It is not worth while to detail all the incidents of the opening of the short engagement; it was ended by the only legitimate cavalry charge made by the “Vierte Missouri” during the whole of its four years’ history.
We had withdrawn from the line where we had been fighting on foot, had mounted, formed, and drawn sabre; the road about one hundred yards in front of us was swarming with Rebels, who crept along the fence-lines and in the edge of the bordering woods, and kept up a steady rain of fire well over our heads, where we heard that pfwit—pfwit—pfwit of flying bullets which, happily, has no relative in the whole chorus of sounds, and which is heard above all the din of battle, and is felt through every remotest nerve.
At the command “Forward,” excitement ran down the line, and there was a disposition for an immediate rush. But “Steady—right dress—trot!” in a measured tone, taken up in turn by the company officers, brought back all the effect of our three years’ discipline of the drill-ground. Later, “Steady—gallop—right dress!” accelerated the speed without disturbing the alignment, and then, at last, “Charge!” and with a universal yelling and brandishing of sabres we went forward like the wind. I then felt how mad a venture we had undertaken, for before us was the enemy, it is true, but the enemy behind a high and stout, staked and ridered rail-fence. As we drew very near this, still under heavy fire, which now at the short range was telling, the command became conscious that the six-foot fence would withstand our shock, and it wavered. I turned to my bugler to sound the recall, when I saw him out of the corner of my eye, his white horse rearing literally to his full height and falling backward with a crash that must have killed the poor boy at once. The recall was not needed: the regiment had turned and was running. The officers, being the best mounted and generally the lightest weights, soon reached the front, and “Steady—right dress—trot! Steady—right dress—trot!” was repeated along the line, until the drill-ground precision was regained, and then “By fours—right about—wheel!” and we stood facing the enemy again, ready for another advance. Max had been struck by a grazing bullet and had been plunging heavily, but the wound was not serious and he was soon quieted. We now saw that our charge, futile though it seemed, had done its work. The advance of the enemy was checked; the sight of troops that could retire and re-form for a new attack seemed to have a stunning effect upon them. Practically the engagement was ended.
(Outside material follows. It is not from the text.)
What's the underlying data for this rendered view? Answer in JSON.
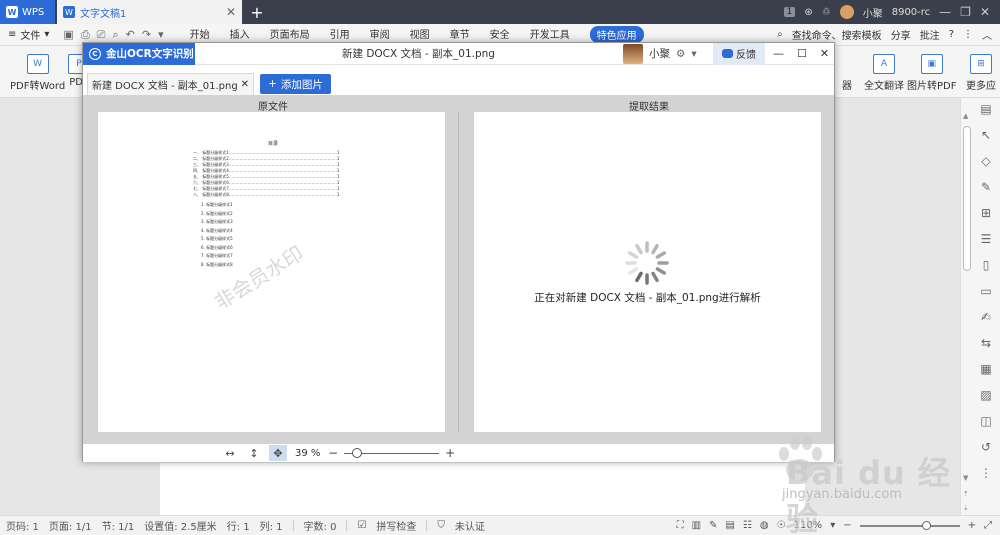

Subsequently, one of Forrest’s staff officers told the Hun that the size of the division which had charged was variously estimated at from five to ten thousand, but that he had been accustomed to such things and knew that we were not more than two thousand. In fact, we were less than six hundred. Forrest’s report of the battle of Pontotoc states that the engagement was ended “by a cavalry charge of the enemy, which was repulsed.”
There was still some sharp scrimmaging, and we had to make two or three more squadron and company charges to drive away small attacks upon our retreating guns; but the battle, as a battle, was over, and Forrest’s whole advance had been stopped and ended by six hundred Fourth Missouri Dutchmen, galloping, yelling, and swinging their sabres at several thousand men well secured behind a rail-fence. I had before, in drill-ground charges, seen old soldiers and experienced officers jump down and run away from a fence on which they were sitting to watch the advance of charging cavalry which they knew must wheel before coming within five rods of them; but I had never supposed that hot-blooded soldiers, in the full excitement of a successful attack, could be unnerved and turned by the roar and thundering oncoming of a regiment that could by no possibility reach them. Our first setting out had driven back a thin skirmish-line which had to cross the fence under high speed; this, doubtless, aided in the débâcle; the charge had stunned them, but it was the rally that stopped the pursuit.
The rest of our march was without interesting incident all the way to Memphis, but it was almost incessant, day and night; without incident, that is, that it is worth while to tell here, but our days and nights upon the road were filled with annoyance and disgust, and with a store of unhappy and ludicrous memories that will last the lifetime of all who knew them.
One day, at New Albany, Max and I were feeding and sleeping in the door of an old mill while the command was slowly crossing the antiquated bridge over the Tallahatchie, when I was awakened by Grierson’s riding up in great alarm, calling upon me “for God’s sake” to use the ford as well as the bridge, for Hepburn was being cut to pieces in the rear, and I must give him the full road for his retreat. I had always been a respectful subordinate, but none of us were then in the best temper; I did not believe a word of it, and I frankly told him so. Even old Max pricked up his ears and snorted as if in derision. Almost as we were talking, there came an aid from Hepburn saying that he had found a good supply of forage and would be glad to go into camp for the night. But there was no camp to be thought of for that tired crew; the bogey of incessant pursuit loomed up portentously close upon our rear-guard, and sent its shadow deep into the bowels of our commander, who was miles away in the advance, and who would allow us only the fewest possible hours in the very dead of night for hasty cooking and scant repose. We were a worn and weary lot as we finally went into camp at the rear of the town; worn and weary, sadly demoralized, and almost dismounted. I had lost fifteen hundred good horses, and my men, who had been eager and ready for a successful campaign, were broken in spirit and sadly weakened in discipline.
All who had been compelled to bear the brunt of the hard work now needed for themselves and their horses absolute rest for days; but being called into the city the morning after our arrival, my eyes were greeted with the spectacle of General Sooy Smith, no longer ill, and with no trace of shame or annoyance on his face. He had shed his modest and prudent attire, and shone out with all the brass radiance of a full-fledged major-general. From this time until the Fourth Missouri cavalry was mustered out of service, our headquarters were in the immediate neighborhood of Memphis, and our life was much more active than it had been at Union City.
Not very much is to be said for Max during this time, except in connection with the Sturgis expedition, beyond the fact that we lay long in the immediate vicinity of the race-course, which we repaired and used faithfully, and, so far as he was concerned, with eminent success. The more frequent necessity for duty, the great labor of remounting, reorganizing, and redrilling the command, united with the greater publicity of our position to lay some restraint on our mode of life, and to make our conduct more circumspect. Still we were not miserable, and the neighborhood of a large town has, to a well-regulated headquarters’ mess, its compensations as well as its drawbacks.
Sturgis’s expedition to Guntown and back—especially back—has passed into history, and its unwritten memories will always remain with those who took part in it.